Konu: | Hazine ve Maliye Bakanı Mehmet Şimşek'in 36 sıra sayılı 2024 Yılı Merkezi Yönetim Bütçe Kanunu Teklifi ve 37 sıra sayılı 2022 Yılı Merkezi Yönetim Kesin Hesap Kanunu Teklifi'nin dokuzuncu tur görüşmelerinde yürütme adına yaptığı konuşmasındaki bazı ifadelerine ilişkin açıklaması |
Yasama Yılı: | 2 |
Birleşim: | 41 |
Tarih: | 20.12.2023 |
ERHAN USTA (Samsun) - Teşekkür ederim Sayın Başkan.
Sayın Bakana da yaptığı konuşma için ve verdiği bilgiler için teşekkür ediyoruz.

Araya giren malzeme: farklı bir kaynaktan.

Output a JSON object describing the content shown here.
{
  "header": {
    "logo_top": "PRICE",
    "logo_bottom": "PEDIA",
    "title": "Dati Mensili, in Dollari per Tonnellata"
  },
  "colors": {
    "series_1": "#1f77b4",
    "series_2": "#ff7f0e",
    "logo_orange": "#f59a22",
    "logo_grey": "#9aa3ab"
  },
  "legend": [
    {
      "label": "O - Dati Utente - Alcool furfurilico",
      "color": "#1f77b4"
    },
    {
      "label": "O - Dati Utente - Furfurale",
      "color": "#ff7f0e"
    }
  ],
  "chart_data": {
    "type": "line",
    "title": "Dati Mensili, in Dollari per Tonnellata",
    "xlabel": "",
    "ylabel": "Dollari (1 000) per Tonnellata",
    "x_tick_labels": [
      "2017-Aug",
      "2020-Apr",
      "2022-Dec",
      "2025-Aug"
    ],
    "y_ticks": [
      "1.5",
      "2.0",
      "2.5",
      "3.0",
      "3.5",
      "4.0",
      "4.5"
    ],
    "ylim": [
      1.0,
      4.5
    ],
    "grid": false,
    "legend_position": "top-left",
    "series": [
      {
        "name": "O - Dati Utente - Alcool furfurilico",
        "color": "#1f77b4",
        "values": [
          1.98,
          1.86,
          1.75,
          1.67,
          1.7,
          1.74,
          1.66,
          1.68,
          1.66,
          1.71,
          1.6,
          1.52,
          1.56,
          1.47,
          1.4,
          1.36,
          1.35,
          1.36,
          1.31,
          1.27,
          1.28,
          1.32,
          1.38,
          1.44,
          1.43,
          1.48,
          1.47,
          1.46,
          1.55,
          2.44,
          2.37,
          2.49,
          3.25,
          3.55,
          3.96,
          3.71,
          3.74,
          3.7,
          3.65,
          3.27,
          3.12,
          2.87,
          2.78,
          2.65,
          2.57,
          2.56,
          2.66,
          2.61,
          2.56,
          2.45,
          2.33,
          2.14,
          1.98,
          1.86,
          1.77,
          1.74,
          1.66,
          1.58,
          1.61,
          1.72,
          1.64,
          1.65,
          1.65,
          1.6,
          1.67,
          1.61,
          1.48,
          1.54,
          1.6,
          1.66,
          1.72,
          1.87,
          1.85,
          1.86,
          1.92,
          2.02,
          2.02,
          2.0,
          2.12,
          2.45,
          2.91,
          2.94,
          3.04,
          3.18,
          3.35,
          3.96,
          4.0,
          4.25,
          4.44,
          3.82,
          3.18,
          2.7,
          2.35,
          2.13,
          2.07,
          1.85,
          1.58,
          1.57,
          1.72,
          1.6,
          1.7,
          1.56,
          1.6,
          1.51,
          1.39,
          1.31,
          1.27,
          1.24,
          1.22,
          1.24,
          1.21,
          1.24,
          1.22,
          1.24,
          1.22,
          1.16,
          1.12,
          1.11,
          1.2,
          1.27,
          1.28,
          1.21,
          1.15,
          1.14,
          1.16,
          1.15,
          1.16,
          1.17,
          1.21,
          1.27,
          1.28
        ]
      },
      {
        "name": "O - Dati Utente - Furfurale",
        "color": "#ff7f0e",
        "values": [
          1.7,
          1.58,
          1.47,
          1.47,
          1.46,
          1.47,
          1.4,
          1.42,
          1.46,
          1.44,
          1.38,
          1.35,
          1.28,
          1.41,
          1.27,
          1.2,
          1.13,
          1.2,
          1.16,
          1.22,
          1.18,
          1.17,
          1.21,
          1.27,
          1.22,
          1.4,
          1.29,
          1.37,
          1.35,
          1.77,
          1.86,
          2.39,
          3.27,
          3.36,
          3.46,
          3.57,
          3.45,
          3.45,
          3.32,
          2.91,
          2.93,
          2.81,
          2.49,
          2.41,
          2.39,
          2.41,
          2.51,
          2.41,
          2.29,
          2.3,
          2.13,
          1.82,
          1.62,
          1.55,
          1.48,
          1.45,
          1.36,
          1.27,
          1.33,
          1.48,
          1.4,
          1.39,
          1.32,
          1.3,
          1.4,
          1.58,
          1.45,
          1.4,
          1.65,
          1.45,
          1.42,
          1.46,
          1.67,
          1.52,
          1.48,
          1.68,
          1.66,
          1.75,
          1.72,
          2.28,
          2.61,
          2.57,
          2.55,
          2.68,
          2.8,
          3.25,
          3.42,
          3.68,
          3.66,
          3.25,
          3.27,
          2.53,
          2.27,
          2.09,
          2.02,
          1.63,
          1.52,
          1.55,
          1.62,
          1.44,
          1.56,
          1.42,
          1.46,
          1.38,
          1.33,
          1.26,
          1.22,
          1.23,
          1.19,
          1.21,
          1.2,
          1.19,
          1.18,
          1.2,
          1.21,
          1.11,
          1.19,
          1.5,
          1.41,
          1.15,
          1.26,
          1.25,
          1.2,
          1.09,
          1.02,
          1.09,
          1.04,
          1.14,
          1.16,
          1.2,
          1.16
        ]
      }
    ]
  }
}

Öncelikle şunu söyleyeyim: Biz, tabii, buradan sataştık, laf attık ama siz o şeyde anlayamadınız bir kısmını yani aslında katkı anlamındaydı onların önemli bir kısmı; onu söyleyeyim. Bize sataştığınız bir şey olmadı, biz iktidarda değiliz, siz geçen dönemi eleştirdiniz; aslında Nureddin Nebati'nin burada gelip en az 20 defa filan sataşmadan söz alması lazım. Kendisini de bekliyoruz, ben buradan ilan ediyorum. Nureddin Nebati gelsin, Sayın Bakanın kendisinin dönemiyle ilgili yaptığı o derin analizlere, o çok doğru ve acımasız olan eleştirilere mutlaka cevap versin. Şimdi, AK PARTİ Grubuna bakmayın Sayın Bakan siz, az önce söyledim, bu grup, fark etmiyor, Nureddin Nebati'yi daha heyecanla alkışlıyorlardı; şimdi sizi alkışlıyorlar.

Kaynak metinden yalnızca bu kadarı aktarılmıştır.